Atmospheric nutrients in seawater under current and high pCO2 conditions after Saharan dust deposition: results from three minicosm experiments

Highlights

  • Ocean acidification will not alter the input of new nitrogen from dust in surface waters.
  • Transient increase in dissolved iron and phosphate concentrations was driven by adsorption and aggregation processes, regardless of pCO2 conditions.
  • Strong and rapid dissolved-particulate exchanges prevent a precise assessment of the effect of ocean acidification on the dissolution of nutrients (inorganic nitrogen, phosphate and iron) from dust in Low Nutrient Low Chlorophyll regions such as the Mediterranean Sea.

Abstract

The Mediterranean basin receives among the highest dust fluxes in the world ocean, and also appears to be one of the regions the most strongly impacted by ocean acidification. The aim of this study was to assess, on a short time scale (one-week), the effect of ocean acidification on the dissolution of nutrients (inorganic nitrogen, phosphate and iron) from Saharan dust. Three experiments were performed in three distinct seasons: in May, after the spring bloom with low autotrophic biomass, in September, at the end of the oligotrophic period, and in January, during the winter bloom. On each occasion, a dust flux of 10 g m-2 was simulated at the surface of two minicosms (tanks of ∼0.3 m3) filled with filtered (< 0.2 µm) seawater collected in the Bay of Villefranche (NW Mediterranean Sea). One minicosm served as a control and the other was acidified to reach a partial pressure of CO2 (pCO2) close to that projected for the end of this century (∼1250 μatm).
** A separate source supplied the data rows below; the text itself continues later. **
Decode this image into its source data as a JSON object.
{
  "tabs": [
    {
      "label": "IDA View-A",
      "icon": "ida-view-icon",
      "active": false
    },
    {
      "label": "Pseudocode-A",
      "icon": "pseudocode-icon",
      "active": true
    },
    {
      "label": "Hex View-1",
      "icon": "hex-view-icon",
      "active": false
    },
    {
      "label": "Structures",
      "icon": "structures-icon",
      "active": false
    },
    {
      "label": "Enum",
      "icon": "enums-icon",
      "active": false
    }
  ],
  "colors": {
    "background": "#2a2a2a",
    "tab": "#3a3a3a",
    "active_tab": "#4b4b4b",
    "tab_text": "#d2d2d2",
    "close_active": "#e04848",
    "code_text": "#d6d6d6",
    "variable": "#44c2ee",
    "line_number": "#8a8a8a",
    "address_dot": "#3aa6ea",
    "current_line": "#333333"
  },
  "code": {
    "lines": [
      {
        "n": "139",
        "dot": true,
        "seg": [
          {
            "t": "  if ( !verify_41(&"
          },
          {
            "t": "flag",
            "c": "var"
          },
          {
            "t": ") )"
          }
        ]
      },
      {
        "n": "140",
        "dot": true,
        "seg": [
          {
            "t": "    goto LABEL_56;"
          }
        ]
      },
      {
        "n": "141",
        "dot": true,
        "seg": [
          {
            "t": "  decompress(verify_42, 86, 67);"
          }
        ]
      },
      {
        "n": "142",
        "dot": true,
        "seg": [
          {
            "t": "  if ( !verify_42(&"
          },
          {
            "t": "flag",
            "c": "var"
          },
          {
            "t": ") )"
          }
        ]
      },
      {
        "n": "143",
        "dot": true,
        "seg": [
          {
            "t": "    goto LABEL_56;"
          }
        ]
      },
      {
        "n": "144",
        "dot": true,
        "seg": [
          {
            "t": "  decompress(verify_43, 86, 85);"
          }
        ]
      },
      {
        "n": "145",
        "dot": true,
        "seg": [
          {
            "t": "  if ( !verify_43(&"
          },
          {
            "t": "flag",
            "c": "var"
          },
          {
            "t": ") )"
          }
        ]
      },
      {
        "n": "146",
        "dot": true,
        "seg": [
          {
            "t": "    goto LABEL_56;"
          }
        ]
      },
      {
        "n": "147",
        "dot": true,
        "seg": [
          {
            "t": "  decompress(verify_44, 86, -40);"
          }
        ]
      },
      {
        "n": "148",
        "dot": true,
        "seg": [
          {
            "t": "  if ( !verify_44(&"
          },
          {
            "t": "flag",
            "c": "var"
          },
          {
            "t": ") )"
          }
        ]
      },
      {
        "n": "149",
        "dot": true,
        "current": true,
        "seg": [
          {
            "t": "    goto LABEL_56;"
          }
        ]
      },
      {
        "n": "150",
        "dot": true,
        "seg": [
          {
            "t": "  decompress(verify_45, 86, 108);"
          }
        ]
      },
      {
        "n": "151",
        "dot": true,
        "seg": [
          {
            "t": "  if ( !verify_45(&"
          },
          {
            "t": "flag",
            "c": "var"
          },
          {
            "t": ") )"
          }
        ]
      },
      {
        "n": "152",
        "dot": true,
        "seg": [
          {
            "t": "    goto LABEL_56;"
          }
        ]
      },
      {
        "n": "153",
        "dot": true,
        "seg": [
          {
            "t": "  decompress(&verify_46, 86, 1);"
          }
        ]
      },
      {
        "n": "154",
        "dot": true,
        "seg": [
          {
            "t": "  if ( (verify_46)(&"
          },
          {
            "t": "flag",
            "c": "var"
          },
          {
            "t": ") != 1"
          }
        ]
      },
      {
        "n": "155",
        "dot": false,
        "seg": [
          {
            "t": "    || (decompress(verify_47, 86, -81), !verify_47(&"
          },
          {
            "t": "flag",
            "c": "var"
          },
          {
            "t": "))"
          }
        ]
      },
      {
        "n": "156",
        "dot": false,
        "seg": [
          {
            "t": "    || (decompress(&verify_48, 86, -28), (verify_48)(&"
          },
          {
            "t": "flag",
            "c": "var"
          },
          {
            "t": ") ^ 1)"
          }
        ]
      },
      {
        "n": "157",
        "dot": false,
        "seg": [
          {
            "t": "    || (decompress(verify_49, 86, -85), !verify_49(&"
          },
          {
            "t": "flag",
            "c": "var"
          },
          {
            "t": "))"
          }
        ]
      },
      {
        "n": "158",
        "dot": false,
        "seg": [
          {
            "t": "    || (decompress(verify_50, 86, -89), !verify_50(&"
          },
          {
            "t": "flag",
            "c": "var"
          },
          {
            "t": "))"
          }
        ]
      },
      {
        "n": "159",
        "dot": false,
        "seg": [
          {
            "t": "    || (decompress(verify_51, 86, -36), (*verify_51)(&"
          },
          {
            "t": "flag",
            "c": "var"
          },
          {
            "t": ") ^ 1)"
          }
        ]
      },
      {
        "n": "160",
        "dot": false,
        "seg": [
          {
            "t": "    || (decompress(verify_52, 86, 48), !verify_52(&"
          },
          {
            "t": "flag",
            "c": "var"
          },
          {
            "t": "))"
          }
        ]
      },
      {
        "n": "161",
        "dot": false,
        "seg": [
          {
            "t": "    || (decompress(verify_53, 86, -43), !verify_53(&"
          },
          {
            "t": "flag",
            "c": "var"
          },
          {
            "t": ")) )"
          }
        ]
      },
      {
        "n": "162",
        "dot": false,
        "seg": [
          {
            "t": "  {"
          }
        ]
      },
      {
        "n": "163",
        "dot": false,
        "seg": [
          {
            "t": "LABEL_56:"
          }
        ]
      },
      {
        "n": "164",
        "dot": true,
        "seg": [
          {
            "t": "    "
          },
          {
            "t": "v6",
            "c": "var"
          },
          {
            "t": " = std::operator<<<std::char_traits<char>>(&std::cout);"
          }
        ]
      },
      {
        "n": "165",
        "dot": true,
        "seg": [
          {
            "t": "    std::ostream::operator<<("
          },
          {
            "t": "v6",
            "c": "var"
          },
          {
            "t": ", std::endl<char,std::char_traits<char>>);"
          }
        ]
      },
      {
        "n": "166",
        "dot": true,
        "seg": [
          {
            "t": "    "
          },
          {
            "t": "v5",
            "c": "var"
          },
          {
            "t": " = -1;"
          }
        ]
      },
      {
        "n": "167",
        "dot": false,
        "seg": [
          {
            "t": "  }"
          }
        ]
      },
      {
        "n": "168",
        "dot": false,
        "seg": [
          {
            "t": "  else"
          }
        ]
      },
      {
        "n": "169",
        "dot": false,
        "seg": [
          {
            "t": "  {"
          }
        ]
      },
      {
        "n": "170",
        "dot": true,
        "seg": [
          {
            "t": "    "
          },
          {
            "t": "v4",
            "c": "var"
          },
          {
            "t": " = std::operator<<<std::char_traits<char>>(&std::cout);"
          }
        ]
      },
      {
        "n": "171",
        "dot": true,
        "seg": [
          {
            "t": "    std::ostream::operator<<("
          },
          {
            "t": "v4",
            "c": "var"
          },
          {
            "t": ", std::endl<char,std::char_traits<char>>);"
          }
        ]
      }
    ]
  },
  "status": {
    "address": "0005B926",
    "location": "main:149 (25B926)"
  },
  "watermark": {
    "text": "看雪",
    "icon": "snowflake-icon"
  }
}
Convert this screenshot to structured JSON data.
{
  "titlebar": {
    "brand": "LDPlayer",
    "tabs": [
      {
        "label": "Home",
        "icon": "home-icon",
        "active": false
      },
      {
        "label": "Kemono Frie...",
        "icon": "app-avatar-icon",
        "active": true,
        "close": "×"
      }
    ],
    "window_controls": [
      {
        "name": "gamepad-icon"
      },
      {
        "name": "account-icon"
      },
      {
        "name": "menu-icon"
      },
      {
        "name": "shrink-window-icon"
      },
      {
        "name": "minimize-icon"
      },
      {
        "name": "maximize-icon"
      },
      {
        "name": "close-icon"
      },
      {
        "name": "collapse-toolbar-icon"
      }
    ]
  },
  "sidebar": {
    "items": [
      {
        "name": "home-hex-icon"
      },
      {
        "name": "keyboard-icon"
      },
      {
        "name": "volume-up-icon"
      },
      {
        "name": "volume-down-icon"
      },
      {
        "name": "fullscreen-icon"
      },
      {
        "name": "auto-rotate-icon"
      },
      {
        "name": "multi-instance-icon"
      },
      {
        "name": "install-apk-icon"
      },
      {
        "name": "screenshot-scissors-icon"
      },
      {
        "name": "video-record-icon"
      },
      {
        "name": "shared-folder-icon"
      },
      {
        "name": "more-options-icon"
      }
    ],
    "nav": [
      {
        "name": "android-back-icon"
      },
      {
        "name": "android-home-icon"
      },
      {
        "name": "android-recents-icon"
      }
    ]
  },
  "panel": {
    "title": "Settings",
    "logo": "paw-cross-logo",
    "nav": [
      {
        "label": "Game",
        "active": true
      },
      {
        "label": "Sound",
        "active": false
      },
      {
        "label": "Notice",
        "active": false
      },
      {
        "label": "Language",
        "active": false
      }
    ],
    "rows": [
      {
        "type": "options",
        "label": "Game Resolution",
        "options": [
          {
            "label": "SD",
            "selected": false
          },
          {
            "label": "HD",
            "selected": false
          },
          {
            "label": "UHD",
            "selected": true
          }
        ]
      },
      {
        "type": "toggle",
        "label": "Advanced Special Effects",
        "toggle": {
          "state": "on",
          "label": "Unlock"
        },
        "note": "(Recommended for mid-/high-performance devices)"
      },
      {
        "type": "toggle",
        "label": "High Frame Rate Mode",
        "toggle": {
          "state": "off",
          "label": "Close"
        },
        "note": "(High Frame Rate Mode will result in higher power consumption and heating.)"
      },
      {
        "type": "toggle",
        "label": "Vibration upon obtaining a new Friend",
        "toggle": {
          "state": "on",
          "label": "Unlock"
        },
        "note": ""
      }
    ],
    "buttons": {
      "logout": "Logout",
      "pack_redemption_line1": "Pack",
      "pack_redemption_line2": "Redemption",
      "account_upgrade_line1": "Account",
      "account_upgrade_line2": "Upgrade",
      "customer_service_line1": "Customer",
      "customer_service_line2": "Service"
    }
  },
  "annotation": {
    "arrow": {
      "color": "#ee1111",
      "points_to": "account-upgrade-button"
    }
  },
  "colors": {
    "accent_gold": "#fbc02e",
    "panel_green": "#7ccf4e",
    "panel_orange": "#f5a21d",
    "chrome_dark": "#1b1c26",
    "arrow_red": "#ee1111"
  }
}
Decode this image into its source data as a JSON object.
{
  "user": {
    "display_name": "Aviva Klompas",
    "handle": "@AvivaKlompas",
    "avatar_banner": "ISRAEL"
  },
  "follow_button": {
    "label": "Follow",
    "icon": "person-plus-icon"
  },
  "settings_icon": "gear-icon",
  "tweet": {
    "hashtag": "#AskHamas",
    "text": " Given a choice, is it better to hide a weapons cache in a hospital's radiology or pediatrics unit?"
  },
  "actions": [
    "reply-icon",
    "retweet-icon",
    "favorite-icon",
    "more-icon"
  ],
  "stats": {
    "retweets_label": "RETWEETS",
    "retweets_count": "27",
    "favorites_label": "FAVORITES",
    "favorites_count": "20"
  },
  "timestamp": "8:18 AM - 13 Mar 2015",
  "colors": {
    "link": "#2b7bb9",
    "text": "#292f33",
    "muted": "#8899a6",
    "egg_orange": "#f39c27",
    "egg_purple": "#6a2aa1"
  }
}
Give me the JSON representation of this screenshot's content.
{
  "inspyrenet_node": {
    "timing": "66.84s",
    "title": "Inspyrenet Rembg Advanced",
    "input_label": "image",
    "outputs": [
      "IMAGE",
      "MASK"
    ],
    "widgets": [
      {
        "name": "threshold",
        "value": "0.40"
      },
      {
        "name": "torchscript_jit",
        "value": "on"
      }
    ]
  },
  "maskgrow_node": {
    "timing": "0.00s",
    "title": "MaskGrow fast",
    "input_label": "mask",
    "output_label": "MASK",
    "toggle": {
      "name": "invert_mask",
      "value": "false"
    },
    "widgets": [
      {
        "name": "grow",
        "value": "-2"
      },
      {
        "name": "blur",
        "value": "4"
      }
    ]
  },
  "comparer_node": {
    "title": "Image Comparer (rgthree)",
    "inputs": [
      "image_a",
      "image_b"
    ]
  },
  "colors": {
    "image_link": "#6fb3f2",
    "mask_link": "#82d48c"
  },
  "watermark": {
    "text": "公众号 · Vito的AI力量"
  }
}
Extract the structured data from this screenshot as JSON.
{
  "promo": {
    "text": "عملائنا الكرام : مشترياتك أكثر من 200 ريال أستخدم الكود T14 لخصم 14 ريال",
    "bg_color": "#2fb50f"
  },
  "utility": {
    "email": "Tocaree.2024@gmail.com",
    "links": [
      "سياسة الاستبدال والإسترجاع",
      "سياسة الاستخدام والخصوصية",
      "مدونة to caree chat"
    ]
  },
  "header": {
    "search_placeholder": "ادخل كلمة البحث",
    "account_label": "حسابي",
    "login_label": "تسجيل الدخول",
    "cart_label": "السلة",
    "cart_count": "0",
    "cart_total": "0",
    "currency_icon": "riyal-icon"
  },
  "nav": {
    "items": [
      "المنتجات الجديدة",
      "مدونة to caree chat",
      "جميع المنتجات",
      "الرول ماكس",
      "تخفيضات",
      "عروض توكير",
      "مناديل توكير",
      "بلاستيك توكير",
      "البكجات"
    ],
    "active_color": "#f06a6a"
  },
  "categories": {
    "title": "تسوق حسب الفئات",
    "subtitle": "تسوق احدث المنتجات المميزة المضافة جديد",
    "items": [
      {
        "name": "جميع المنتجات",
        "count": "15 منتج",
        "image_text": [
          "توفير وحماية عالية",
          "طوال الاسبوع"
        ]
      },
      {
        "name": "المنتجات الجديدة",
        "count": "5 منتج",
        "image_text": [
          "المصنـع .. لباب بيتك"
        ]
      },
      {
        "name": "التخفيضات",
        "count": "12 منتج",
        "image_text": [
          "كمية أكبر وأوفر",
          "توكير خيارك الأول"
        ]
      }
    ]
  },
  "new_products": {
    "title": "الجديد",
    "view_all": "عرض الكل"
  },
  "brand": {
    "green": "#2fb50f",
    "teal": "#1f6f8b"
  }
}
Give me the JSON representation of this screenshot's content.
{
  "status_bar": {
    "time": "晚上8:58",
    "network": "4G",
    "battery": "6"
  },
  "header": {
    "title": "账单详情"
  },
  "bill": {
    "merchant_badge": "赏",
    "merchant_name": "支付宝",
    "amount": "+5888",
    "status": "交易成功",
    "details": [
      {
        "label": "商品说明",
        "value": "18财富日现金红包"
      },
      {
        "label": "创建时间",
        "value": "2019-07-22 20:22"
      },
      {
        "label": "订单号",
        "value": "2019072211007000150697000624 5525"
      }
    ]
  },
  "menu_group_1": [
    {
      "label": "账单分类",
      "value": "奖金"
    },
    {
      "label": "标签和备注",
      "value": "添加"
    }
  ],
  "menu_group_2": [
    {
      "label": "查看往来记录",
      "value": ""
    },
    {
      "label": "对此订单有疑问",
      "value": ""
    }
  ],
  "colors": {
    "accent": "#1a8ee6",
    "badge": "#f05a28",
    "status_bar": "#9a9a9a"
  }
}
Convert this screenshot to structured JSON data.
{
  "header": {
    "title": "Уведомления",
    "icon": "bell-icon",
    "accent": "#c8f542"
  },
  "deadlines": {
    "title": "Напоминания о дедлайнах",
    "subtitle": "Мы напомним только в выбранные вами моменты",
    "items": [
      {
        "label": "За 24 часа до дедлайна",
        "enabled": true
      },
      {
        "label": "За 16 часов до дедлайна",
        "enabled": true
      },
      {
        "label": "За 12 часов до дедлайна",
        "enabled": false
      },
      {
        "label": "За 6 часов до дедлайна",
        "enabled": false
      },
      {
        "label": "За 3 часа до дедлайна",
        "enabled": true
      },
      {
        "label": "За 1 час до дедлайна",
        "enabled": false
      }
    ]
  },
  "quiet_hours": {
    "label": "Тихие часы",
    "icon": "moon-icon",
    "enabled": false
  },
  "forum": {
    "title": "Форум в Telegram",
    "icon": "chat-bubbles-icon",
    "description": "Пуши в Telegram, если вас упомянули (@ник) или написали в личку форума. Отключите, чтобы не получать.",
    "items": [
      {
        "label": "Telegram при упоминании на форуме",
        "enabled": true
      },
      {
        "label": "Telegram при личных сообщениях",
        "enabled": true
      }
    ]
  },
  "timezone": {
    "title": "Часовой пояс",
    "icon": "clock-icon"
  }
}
Following a high-resolution sampling protocol, results showed that whatever the season and in situ biogeochemical conditions 1) all nitrogen from dust was soluble in seawater, allowing a large and stable increase in the stock of NOx (nitrate + nitrite) under the two pCO2 conditions (ambient and future), 2) transient increases in dissolved iron and phosphate concentrations were driven by scavenging processes, with a low dissolution percentage averaging 0.14 ± 0.08 and 4.7 ± 1.2%, respectively. While the absence of pCO2 effects on the release of atmospheric nitrogen was confirmed in the present study, no clear conclusion could be drawn for phosphate and dissolved iron as a consequence of very low concentrations and rapid (within less than 1 h) dissolved-particulate exchanges. Nevertheless, as the lifetime of these elements in solution is limited to a few hours, whatever the pH conditions, our results suggest that ocean acidification would have only a minor impact on their bioavailability for surface phytoplankton communities in such Low Nutrient Low Chlorophyll areas.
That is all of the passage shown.